58話 王子の秘密と「真の聖女」への傾倒
第二王子アルフレッドは、狡猾な野心家であると同時に、古の聖典——「真の聖女」という絶滅したはずの力に、異常なまでの執着を見せていた。
彼は王城の禁忌書庫に籠もり、真の聖女こそが国を真に安定させ、自らの王権を絶対のものにすると信じて、その発現条件を独自に研究し続けていた。
その彼が、聖女の血脈であるリーゼンバーグ侯爵家に目をつけたのは必然であった。
アルフレッドは、長女アリアを幼少期から真の聖女の有力候補として密かに監視していた。
しかし、成長した彼女の姿は、彼の身勝手な理想とはかけ離れていた。
白銀の髪こそ特異だったが、その身体はあまりに華奢で、どこか頼りなげな子供のような成り。そして何より、聖女判定において「無色(無反応)」という結果に終わったことが決定打となった。

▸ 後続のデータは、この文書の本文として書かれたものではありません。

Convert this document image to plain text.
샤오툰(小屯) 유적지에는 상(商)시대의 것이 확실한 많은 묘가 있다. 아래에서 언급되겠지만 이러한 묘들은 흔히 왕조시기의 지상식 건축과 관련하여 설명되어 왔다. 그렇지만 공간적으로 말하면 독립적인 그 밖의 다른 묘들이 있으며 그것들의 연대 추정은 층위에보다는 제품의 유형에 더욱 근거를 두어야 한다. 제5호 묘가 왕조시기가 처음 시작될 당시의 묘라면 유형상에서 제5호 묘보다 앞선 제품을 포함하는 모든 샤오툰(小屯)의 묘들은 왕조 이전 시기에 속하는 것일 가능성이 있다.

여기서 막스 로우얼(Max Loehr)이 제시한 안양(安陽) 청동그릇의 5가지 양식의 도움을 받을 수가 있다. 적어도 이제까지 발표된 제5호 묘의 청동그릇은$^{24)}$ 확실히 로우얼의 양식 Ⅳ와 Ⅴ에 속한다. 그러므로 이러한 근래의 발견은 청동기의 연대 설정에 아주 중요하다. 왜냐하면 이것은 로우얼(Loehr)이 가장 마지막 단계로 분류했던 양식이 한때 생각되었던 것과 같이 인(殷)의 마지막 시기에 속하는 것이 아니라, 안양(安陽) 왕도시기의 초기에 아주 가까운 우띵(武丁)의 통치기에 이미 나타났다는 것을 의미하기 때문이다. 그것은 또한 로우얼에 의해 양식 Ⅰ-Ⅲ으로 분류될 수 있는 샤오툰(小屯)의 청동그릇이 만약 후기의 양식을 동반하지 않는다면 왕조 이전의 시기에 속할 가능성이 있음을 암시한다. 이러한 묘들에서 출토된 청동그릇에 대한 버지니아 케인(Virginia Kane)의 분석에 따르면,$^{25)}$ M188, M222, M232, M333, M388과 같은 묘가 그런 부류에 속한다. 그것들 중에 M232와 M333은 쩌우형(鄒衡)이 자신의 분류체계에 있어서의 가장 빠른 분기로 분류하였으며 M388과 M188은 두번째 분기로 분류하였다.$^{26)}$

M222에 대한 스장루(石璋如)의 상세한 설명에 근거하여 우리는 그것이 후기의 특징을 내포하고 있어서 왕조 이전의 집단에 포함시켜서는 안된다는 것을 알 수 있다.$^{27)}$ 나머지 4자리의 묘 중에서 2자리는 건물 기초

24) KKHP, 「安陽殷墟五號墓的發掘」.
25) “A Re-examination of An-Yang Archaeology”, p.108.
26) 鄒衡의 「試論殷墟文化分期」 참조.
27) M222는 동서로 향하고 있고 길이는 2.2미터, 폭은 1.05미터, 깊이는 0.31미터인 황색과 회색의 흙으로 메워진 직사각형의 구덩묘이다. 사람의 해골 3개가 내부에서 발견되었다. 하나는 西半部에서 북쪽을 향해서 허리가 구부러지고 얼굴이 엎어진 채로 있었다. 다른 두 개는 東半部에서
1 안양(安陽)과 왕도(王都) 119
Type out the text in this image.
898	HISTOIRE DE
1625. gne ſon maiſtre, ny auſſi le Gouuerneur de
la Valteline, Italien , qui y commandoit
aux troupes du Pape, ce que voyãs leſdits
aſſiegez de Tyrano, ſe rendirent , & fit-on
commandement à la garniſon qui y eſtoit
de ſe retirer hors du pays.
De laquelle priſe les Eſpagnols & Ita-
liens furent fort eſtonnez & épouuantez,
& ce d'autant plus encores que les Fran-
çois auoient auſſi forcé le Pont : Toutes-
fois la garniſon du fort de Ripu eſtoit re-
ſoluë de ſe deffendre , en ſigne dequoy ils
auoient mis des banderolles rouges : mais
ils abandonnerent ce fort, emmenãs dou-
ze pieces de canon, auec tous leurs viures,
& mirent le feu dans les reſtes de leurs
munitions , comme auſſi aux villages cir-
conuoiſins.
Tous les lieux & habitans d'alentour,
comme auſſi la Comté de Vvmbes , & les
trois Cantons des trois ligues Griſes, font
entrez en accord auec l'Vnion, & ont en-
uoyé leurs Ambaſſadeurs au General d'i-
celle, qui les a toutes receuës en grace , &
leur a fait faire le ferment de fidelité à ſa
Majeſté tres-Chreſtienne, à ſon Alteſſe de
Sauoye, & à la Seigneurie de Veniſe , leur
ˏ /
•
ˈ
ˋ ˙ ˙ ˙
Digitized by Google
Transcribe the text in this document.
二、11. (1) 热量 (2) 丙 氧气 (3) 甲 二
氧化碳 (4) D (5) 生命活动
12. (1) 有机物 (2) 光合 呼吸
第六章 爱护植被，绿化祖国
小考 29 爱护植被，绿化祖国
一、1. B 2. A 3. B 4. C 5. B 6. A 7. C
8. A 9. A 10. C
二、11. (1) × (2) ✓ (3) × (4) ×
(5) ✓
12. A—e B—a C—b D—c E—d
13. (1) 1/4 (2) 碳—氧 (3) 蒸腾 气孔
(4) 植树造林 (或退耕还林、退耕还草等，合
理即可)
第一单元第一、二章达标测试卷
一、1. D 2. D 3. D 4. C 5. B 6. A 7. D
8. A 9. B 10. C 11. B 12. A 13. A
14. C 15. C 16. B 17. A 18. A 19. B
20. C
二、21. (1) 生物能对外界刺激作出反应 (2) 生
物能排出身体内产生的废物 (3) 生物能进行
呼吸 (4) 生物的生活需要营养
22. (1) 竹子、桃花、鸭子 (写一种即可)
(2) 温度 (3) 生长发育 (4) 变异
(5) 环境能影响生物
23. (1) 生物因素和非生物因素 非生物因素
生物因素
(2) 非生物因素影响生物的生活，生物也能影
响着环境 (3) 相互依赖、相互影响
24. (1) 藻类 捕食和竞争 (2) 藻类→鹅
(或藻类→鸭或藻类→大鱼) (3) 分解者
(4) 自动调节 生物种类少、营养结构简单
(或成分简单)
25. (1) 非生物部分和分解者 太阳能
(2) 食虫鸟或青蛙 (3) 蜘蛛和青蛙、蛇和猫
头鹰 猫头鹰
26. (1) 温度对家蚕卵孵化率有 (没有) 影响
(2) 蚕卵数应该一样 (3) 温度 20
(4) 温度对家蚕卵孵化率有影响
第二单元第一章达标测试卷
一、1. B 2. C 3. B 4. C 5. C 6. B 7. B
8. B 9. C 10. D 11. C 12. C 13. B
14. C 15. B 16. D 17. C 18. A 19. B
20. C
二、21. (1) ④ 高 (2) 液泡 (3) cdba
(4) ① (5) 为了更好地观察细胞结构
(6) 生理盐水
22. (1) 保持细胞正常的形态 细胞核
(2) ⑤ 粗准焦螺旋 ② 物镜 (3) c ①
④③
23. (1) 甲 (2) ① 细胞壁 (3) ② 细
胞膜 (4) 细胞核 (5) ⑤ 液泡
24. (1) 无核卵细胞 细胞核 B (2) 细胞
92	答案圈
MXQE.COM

「こんなひ弱な器が、世界を調律する『真の聖女』であるはずがない。私の研究は、ここで潰えるのか……」
失望したアルフレッドは、アリアを「欠陥品」として切り捨て、興味を失った
。
代わりに現れたのが、妹のリリアだった。
見目麗しく、歴代でも最強と謳われるほど鮮烈な光の魔力を放つリリアは、アルフレッドが求める王妃としての華やかさと道具としての実用性という二つの打算を完璧に満たしたのである。
アルフレッドの最終目標は、既に地位を確立している王太子を蹴落とし、自らが次期国王の座を奪い取ること。そのために、彼は二つの駒を盤上に配置した。
リリア: 強大な聖女の力と魔力、そして王都での圧倒的な名声を、王権強化のための『表の切り札』とする。
カイル: 彼の魔力過多が王家の呪いによる自滅へのカウントダウンであることを知っていたアルフレッドは、アリアを押し付けることで辺境伯を制御不能な怪物として辺境に隔離。いずれ自滅させてその広大な領地を王家に回収するための『裏の生贄』とする。
「リリア。君の魔力はこの国を治める上で不可欠だ。辺境伯は力を制御できぬ哀れな怪物に過ぎないが、貴女と私が組めば王国の秩序は絶対となる。貴女こそが、この国の新しい光だ」
アルフレッドの甘い言葉を、リリアは純粋に信じ、姉アリアを完全に見下すことで自らの優越感を満たした。
しかし、アルフレッドは致命的な過ちを犯していた。
彼が文献で追い求めていた真の聖女の特徴——あらゆる魔力を等しく受け入れ、無に帰す平穏の力。それこそが、判定器すら反応させなかったアリアの無色の特性そのものだったのである。
皮肉にも、アルフレッドが隔離したはずのカイルの漆黒の愛が、アリアの中に眠る調和の器を完全に目醒めさせてしまった。
アルフレッドの打算と野心は、真の光を自らの手で放り出した瞬間に崩壊を始めていた。
彼は生涯知ることはないだろう。
自身が『器の欠落』と嘲笑い、難解な禁書の行間に求めた真実の答えが、かつて彼が「子供の寝言」と切り捨てたローゼンベルクの古き絵本の中に、あまりに鮮やかに記されていたことを。
彼は自らの手で、王太子をも凌駕する王国最大の守護者、あるいは脅威となる最強の辺境伯夫妻を誕生させてしまったことに、まだ気づいていなかった。